Was Britain wrong to send troops to prevent genocide against Albanian Muslims? Should we bring Slobodan Milosevic back from the dead and let him continue his massacre of Muslims?

May be Blair is wrong to press for 20,000 UN troops to be sent to Darfur to stop the genocide there.

Was Blair wrong to help several Muslim states become members of the World Trade Organisation, often in the face of reticence from the United Sates and the European Union?

Should we blame Blair for having encouraged the North Atlantic Treaty Organisation (NATO) to admit eight Muslim states in a special partnership?

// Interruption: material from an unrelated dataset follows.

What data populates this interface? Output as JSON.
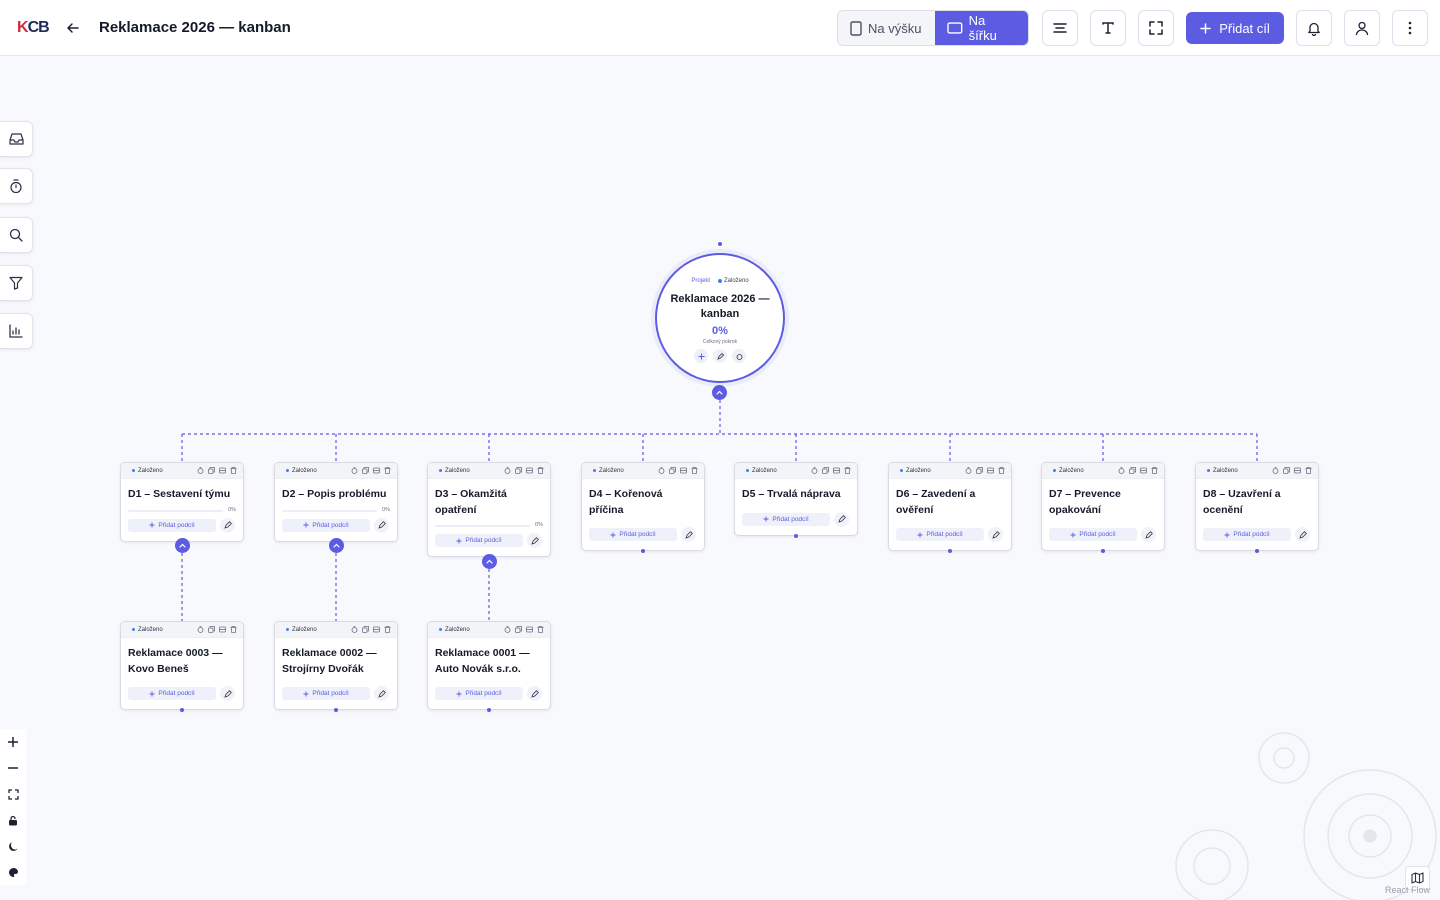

Should we blame Blair and kill people in the London underground because British troops continue to prevent a Muslim-Christian civil war in Cyprus?

Was Blair wrong in joining the campaign that ended the murderous rule of the Taleban in Afghanistan and allowed the Afghan people a chance to build a government of their choice? Should we reinstate Mullah Omar in Kabul to make Blair's Muslim and non-Muslim critics happy?

Aha, may be Britain deserves blame and Britons deserve being murdered because Blair succeeded in persuading the Bush administration in Washington to commit itself to the creation of a Palestinian state alongside Israel- something that no previous US administration had done.

Finally, we have the supposed anger over Iraq.

Was Britain wrong to help save the people of Iraq from the most murderous regime in recent Arab history? Should we reinstate Saddam Hussein and his cousin "Chemical Ali", and let them resume gassing the Kurds and massacring any Iraqi Arab who disagreed with them?

Because they dare not face such questions, Blair's critics, most of whom don't care two hoots about Islam, often come up with a broader claim: Blair has been too close to George W Bush.

But has he?

On the two dozen key issues of importance in the international arena, Britain is, in fact, at odds with the Bush administration over more than half.

The only times that Blair has sided with Bush have been when there was a choice between the United States, as a democratic ally, and a criminal regime that acted as the enemy not only of its own people but of humanity as a whole.

Between Milosevic and he US, Blair chose the US. Between Mullah Omar and the US, Blair chose the US. Between Osama bin Laden and the US, Blair chose the US. Between Saddam Hussein and the US, Blair chose the US. Between Abu-Mussab al-Zarqawi and the US, Blair chose the US.

Now those who hate Blair for reasons known to themselves should have the guts to say clearly that those choices were wrong, and that they would have sided with those whom Blair regarded as enemies. After all what is politics about if not a choice between friend and enemy?

Is there any evidence that British Muslims regard Mullah Omar, bin Laden, and Zarqawi, not to mention Milsoevic and Mladich, as their heroes?

The truth is that in the past decade or so Britain has emerged as the one non-Muslim nation with the closest ties to the Muslim world.

It is the number-one trading partner of most Muslim nations.

It is the number one destination for Muslims seeking further education outside their homelands, and attracts the largest number of Muslim visitors to the West.

Britain also attracts more than half of all investments that Muslims make outside t Islamic countries. Proportionate to its Muslim population, Britain has twice as many mosques as the Islamic Republic of Iran. Britain is one of a handful of countries where all Muslim sects( mazahib) are fully free to practice their faith, run their schools, develop their culture, operate their media, and propagate their ideas.

Far from being angry with Blair and his foreign policy, Muslims, especially those in Britain, have reason to be grateful to a government that has had the courage of its convictions.

None of the terrorists involved in last year's atrocity or this year's plots had the remotest link with Afghanistan or Iraq, not to mention Bosnia-Herzegovina, Kosovo, Sierra Leone and Cyprus, that is to say Muslim countries where Britain has intervened militarily. They had no right to speak for those nations.

Similarly, Blair's critics, most of who are atheists, have no mandate to speak on behalf of Muslims in Britain. They have, of course, every right to oppose Blair's foreign policy. But they should say why they do so and what they would do instead. The threat of terrorism is no argument for change; it is a call to surrender.